Heavy Outpatient and Light Inpatient + OB Fam Med Residency

This forum made possible through the generous support of SDN members, donors, and sponsors. Thank you.

chubbs73

New Member
7+ Year Member
Joined
Sep 9, 2015
Messages
4
Reaction score
0
This is a little late in the game, but wondering if anyone had advice of where to apply for a program that is heavier in outpatient training versus heavy inpatient/OB. I know one cant simply eliminate inpatient and OB from a curriculum, but wondering if there were programs where focus is more on outpatient (which I'm more interested in). Thanks!

Members don't see this ad.
 
This is a little late in the game, but wondering if anyone had advice of where to apply for a program that is heavier in outpatient training versus heavy inpatient/OB. I know one cant simply eliminate inpatient and OB from a curriculum, but wondering if there were programs where focus is more on outpatient (which I'm more interested in). Thanks!

Do or MD?
 
MD, very good board scores with great clinical grades
 
Members don't see this ad :)
What part of the country?
I'm open, but trying to avoid west coast and metropolitan areas of east coast. Rural-ish would be nice, but not required. I guys maybe mid Atlantic, Midwest, Carolinas
 
East coast university-based FM programs will tend to fit this description more than unopposed residencies.

In particular, I think the Duke FM program places a lot of emphasis on the outpatient component.
 
This is a little more Mountain West / West Coast, but you might find that many of the Kaiser programs are up your alley. From what I hear, they actually do really great population health type medicine.
 
East coast university-based FM programs will tend to fit this description more than unopposed residencies.

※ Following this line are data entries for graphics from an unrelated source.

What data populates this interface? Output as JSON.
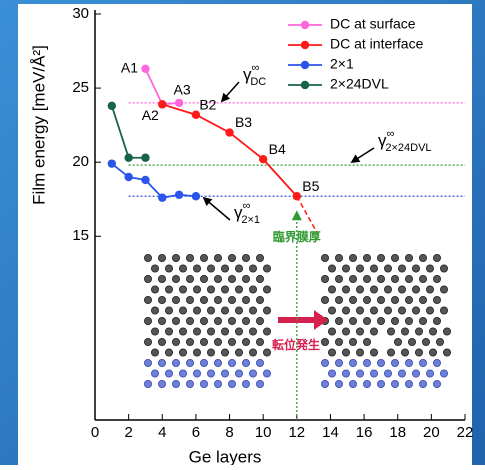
{
  "chart_data": {
    "type": "line",
    "xlabel": "Ge layers",
    "ylabel": "Film energy [meV/Å²]",
    "xlim": [
      0,
      22
    ],
    "xticks": [
      0,
      2,
      4,
      6,
      8,
      10,
      12,
      14,
      16,
      18,
      20,
      22
    ],
    "ylim": [
      2.6,
      30
    ],
    "yticks": [
      15,
      20,
      25,
      30
    ],
    "legend": "upper right",
    "series": [
      {
        "name": "DC at surface",
        "color": "#ff66dd",
        "x": [
          3,
          4,
          5
        ],
        "values": [
          26.3,
          23.9,
          24.0
        ],
        "labels": [
          "A1",
          "A2",
          "A3"
        ]
      },
      {
        "name": "DC at interface",
        "color": "#ff1a1a",
        "x": [
          4,
          6,
          8,
          10,
          12
        ],
        "values": [
          23.9,
          23.2,
          22.0,
          20.2,
          17.7
        ],
        "labels": [
          null,
          "B2",
          "B3",
          "B4",
          "B5"
        ]
      },
      {
        "name": "2×1",
        "color": "#2a55e8",
        "x": [
          1,
          2,
          3,
          4,
          5,
          6
        ],
        "values": [
          19.9,
          19.0,
          18.8,
          17.6,
          17.8,
          17.7
        ]
      },
      {
        "name": "2×24DVL",
        "color": "#17634a",
        "x": [
          1,
          2,
          3
        ],
        "values": [
          23.8,
          20.3,
          20.3
        ]
      }
    ],
    "reference_lines": [
      {
        "value": 24.0,
        "color": "#ff66dd",
        "symbol": "γ",
        "sup": "∞",
        "sub": "DC"
      },
      {
        "value": 19.8,
        "color": "#2f9a2f",
        "symbol": "γ",
        "sup": "∞",
        "sub": "2×24DVL"
      },
      {
        "value": 17.7,
        "color": "#2a55e8",
        "symbol": "γ",
        "sup": "∞",
        "sub": "2×1"
      }
    ],
    "annotations": {
      "critical_thickness": "臨界膜厚",
      "dislocation": "転位発生"
    }
  }
}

In particular, I think the Duke FM program places a lot of emphasis on the outpatient component.
There's some truth to this. The problem is, your inpatient months are usually a bit more intense. My unopposed peds months were 32 weeks nursery and basic peds inpatient. The FM residents from med school did a full tertiary referral center peds rotation with insanely sick kids - acute chest, post-surgical, insane zebra cases, and so on. Same with adult ICU months. Mine were open ICU on regular inpatient - sick patients but usually at least mildly stable. University-based were the patients on 3 pressors, intubated, coding every few hours, that sort of thing.
 
  • Like
Reactions: 1 user
This is a little more Mountain West / West Coast, but you might find that many of the Kaiser programs are up your alley. From what I hear, they actually do really great population health type medicine.
That would make sense. From my admittedly poor east-cost understanding, it seems like Kaiser can compete with some of the European countries in terms of research. You know, the studies that enroll hundreds of thousands of patients because they are all in the same system.
 
Sounds boring. Except for the light OB part lol. My happiest and busiest months are inpatient at my program but we are very inpatient heavy (you're not looking for McLeod in SC lol).

Sent from my SAMSUNG-SM-N910A using Tapatalk
 
If looking at FL, I hear Morton Plant is super chill, outpt heavy, and a nice environment.
My program is inpatient heavy and pretty intense.
 
Thanks for all the advice, much appreciated. Any thoughts on say ECU?
 
I know this may not add to what you're looking for.. but someone once told me that to know alot more about what you don't like is better than to know just a little about what you do like, or something like that.

Aka. Don't limit your options.

If you decide into/post residency that you hate outpatient and would like some inpatient/ob, than you're going to be screwed because of the lack of exposure.

Use the 3 years to experience it all.. than narrow.

-PGY-3
 
  • Like
Reactions: 1 users
I know this may not add to what you're looking for.. but someone once told me that to know alot more about what you don't like is better than to know just a little about what you do like, or something like that.

Aka. Don't limit your options.

If you decide into/post residency that you hate outpatient and would like some inpatient/ob, than you're going to be screwed because of the lack of exposure.

Use the 3 years to experience it all.. than narrow.

-PGY-3
I agree with The above. Get as much out of residency as you can before you don't have access anymore. I have had a chance to learn endoscopy/colonoscopy in residency, an option I would rarely have out in practice. Good luck.